Per dette esigenze si utilizzavano “sterze”. Si trattava di carri aventi nel nome una lontana origine longobarda: realizzate quasi completamente in legno erano dotate di quattro-sei ruote ricoperte da spessi cerchioni in ferro, un efficiente sistema di guida e di sterzatura e un rudimentale impianto frenante. Avevano poi un lungo e comodo pianale con sponde, adattissimo a trasportare il tutto. Un paio di robusti cavalli o muli costituiva la forza motrice per il traino.
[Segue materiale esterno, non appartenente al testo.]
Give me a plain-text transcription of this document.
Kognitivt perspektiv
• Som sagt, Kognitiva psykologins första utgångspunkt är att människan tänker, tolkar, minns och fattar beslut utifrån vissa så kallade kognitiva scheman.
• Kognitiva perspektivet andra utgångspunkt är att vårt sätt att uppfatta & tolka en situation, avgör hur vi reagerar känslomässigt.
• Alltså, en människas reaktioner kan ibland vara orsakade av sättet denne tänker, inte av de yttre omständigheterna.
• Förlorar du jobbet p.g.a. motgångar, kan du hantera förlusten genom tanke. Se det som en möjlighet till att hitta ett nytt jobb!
Completato il carico i proprietari delle sterze (Pierino Ottaviani, Dario e Angelo Accica) avviavano verso porta Maccarone le loro bestie in uno strano ordine: le sterze stracariche, i seminaristi in fila per due e quindi, in ordine gerarchico, il sagrestano, gli inservienti Gino e Tertulliano, due –tre suore, i sacerdoti ed infine il Vescovo con i ritardatari e i più piccoli. Dotato di bonomia e spiccato senso di humor S.E. Mons. Settimio Peroni, toscano verace di Fiesole, cercava con aneddoti e racconti di tenere alto il morale e quindi di non farci sentire la fatica.
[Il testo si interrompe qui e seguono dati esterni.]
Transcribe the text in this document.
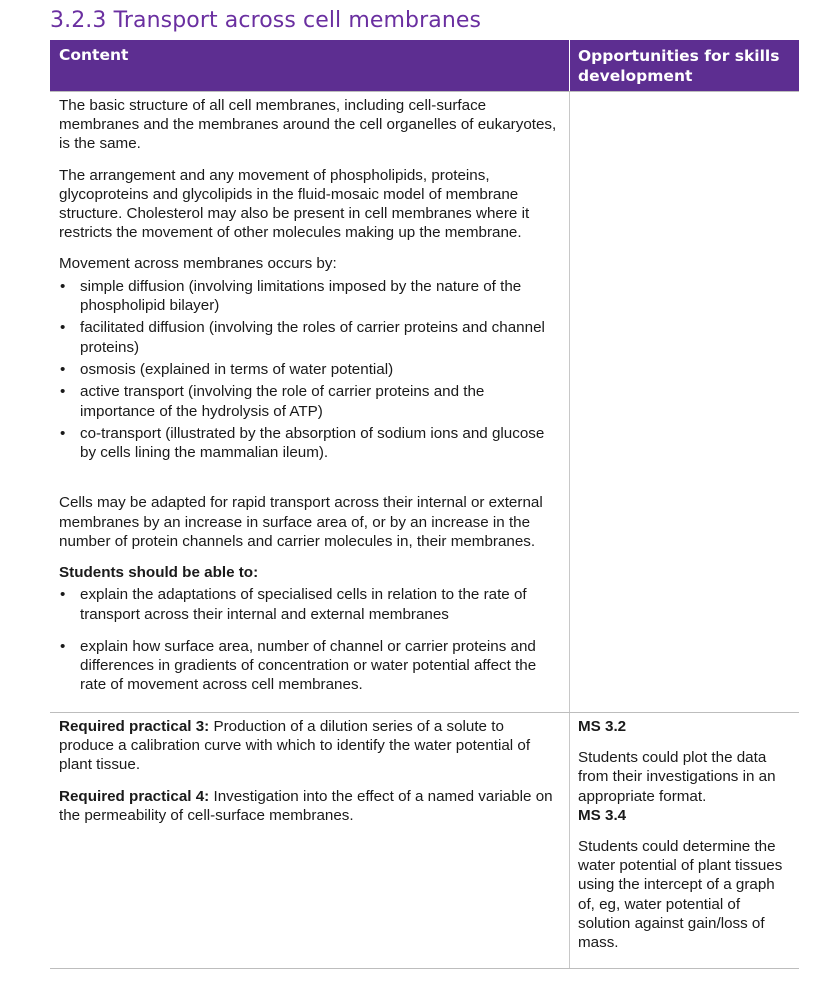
3.2.3 Transport across cell membranes
Content	Opportunities for skills development

The basic structure of all cell membranes, including cell-surface membranes and the membranes around the cell organelles of eukaryotes, is the same.

The arrangement and any movement of phospholipids, proteins, glycoproteins and glycolipids in the fluid-mosaic model of membrane structure. Cholesterol may also be present in cell membranes where it restricts the movement of other molecules making up the membrane.

Movement across membranes occurs by:

• simple diffusion (involving limitations imposed by the nature of the phospholipid bilayer)
• facilitated diffusion (involving the roles of carrier proteins and channel proteins)
• osmosis (explained in terms of water potential)
• active transport (involving the role of carrier proteins and the importance of the hydrolysis of ATP)
• co-transport (illustrated by the absorption of sodium ions and glucose by cells lining the mammalian ileum).

Cells may be adapted for rapid transport across their internal or external membranes by an increase in surface area of, or by an increase in the number of protein channels and carrier molecules in, their membranes.

Students should be able to:

• explain the adaptations of specialised cells in relation to the rate of transport across their internal and external membranes
• explain how surface area, number of channel or carrier proteins and differences in gradients of concentration or water potential affect the rate of movement across cell membranes.

Required practical 3: Production of a dilution series of a solute to produce a calibration curve with which to identify the water potential of plant tissue.

Required practical 4: Investigation into the effect of a named variable on the permeability of cell-surface membranes.

MS 3.2

Students could plot the data from their investigations in an appropriate format.

MS 3.4

Students could determine the water potential of plant tissues using the intercept of a graph of, eg, water potential of solution against gain/loss of mass.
Il viaggio durava un’oretta ma la carovana doveva sudare non poco essendo la strada in salita ripida. I carri, con il loro considerevole carico, avanzavano con continue variazioni di direzione e con grossa fatica per le povere bestie che dovevano trainarli. A questo punto entravano in azione anche i classici incitamenti a carico degli animali da tiro accompagnati, purtroppo, da non pochi colpi di frusta e da imprecazioni varie che il Vescovo cercava di coprire con il suo ritornello “Dies irae….”. Dopo scivolamenti di zoccolo e piegamenti a terra di qualche ginocchio ( con relativo sbandamento del carico) finalmente gli animali superavano l’ultimo tratto e facevano gli ultimi 100 metri finalmente in piano.

Per quanto riguarda l’organizzazione giornaliera del nostro soggiorno, potendo dedicare minor tempo allo studio, usufruivamo di spazi più ampi per le ricreazioni e per i giochi. Ed infatti esclusi gli impegni religiosi (Messa mattutina e funzione serale) c’erano intervalli di tempo sufficienti per dare libero sfogo alla nostra esuberanza con giochi all’aria aperta sia nel cortile che nei dintorni.

La “Villa risorge a nuova vita
Ho voluto raccontare alcuni episodi delle mie esperienze personali come testimonianza di una epoca, di un contesto storico. Ritengo possibile che qualche episodio di vita descritto possa essere rivissuto da parte dei giovani, novizi e monaci che, come tutti ci auguriamo possano al più presto far rivivere la struttura e risiedere nella nuova Abbazia che rinascerà sull’originario “Convento dei cappuccini”

Naturalmente auspico che ciò avvenga senza il dover affrontare tutte le peripezie e difficoltà che ci capitò di dover affrontare nei duri anni del secondo dopoguerra né i tanti disagi vissuti da altri nei decenni precedenti, considerate le condizioni di quei tempi ancora più grami.